I am trying to pull a large dataset from SQL Server and dedupe the information using Python's dedupe library. I am using pyodbc as the db connector but I cannot figure out how to get the data into the correct format using SQL Server. Works OK on MySQL, but without the Dict row reads, the formatting of the data escapes me. Currently, I'm seeing the following error:
TypeError: row indices must be integers, not str
Here's the code that is trying to build the data:
cur = con.cursor()
print("\n\nExecuiting TOMIS Select")
cur.execute(TOMISSelect)
print("\nSelect Complete")
colHeader = [column[0] for column in cur.description]
temp_d = {0:tuple(colHeader)}
temp_data = {(i+1): row for i, row in enumerate(cur)}
temp_d.update(temp_data)
if os.path.exists(training_file):
print("\nReading labeled examples from ", training_file)
with open(training_file) as tf:
deduper.prepare_training(temp_d, tf)
else:
print("\nManual Training")
deduper.prepare_training(temp_d)
Here's the output and full trace:
Manual Training
Traceback (most recent call last):
File "C:\Users\01-workspace\02-dedupe\TOMISDeDupe\TomisFullDeDupe.py", line 134, in <module>
deduper.prepare_training(temp_d)
File "c:\users\01-workspace\02-dedupe\dedupe\dedupe\api.py", line 806, in prepare_training
self.sample(data, sample_size, blocked_proportion, original_length)
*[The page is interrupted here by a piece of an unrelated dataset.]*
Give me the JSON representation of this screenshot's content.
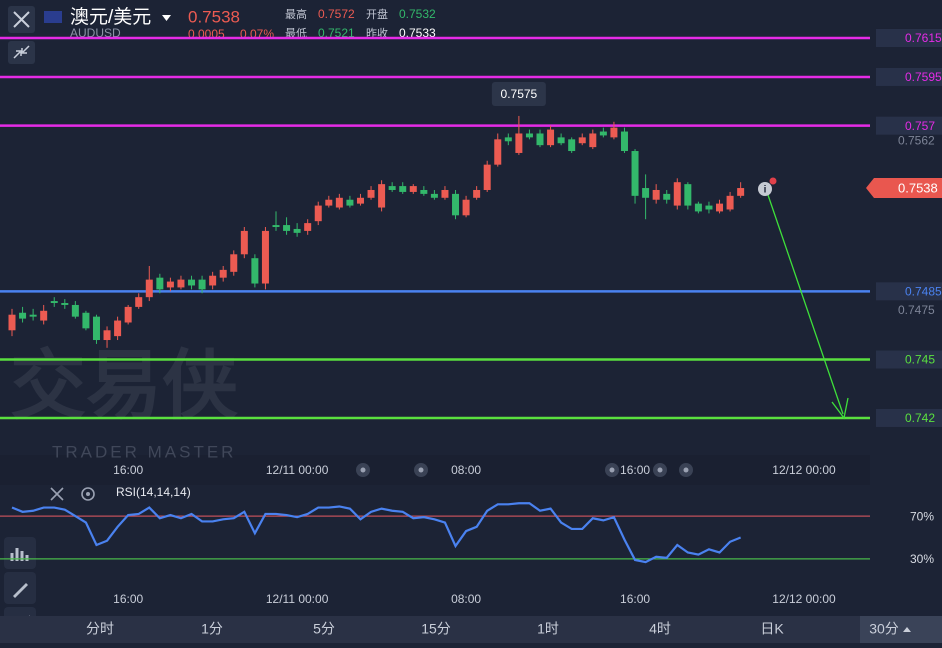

File "c:\users\01-workspace\02-dedupe\dedupe\dedupe\api.py", line 838, in sample
index_include=examples)
File "c:\users\01-workspace\02-dedupe\dedupe\dedupe\labeler.py", line 403, in __init__
self.candidates = super().sample(data, blocked_proportion, sample_size)
File "c:\users\01-workspace\02-dedupe\dedupe\dedupe\labeler.py", line 43, in sample
data)
File "c:\users\01-workspace\02-dedupe\dedupe\dedupe\sampling.py", line 22, in blockedSample
*args))
File "c:\users\01-workspace\02-dedupe\dedupe\dedupe\sampling.py", line 62, in dedupeSamplePredicates
items)
File "c:\users\01-workspace\02-dedupe\dedupe\dedupe\sampling.py", line 73, in dedupeSamplePredicate
column = record[field]
TypeError: row indices must be integers, not str
I have tried multiple different methods for reading the data from SQL Server to no avail - The MySQL queries dump the data into the correct dictionary format, and I can't seem to get the data in the correct format using SQL Server.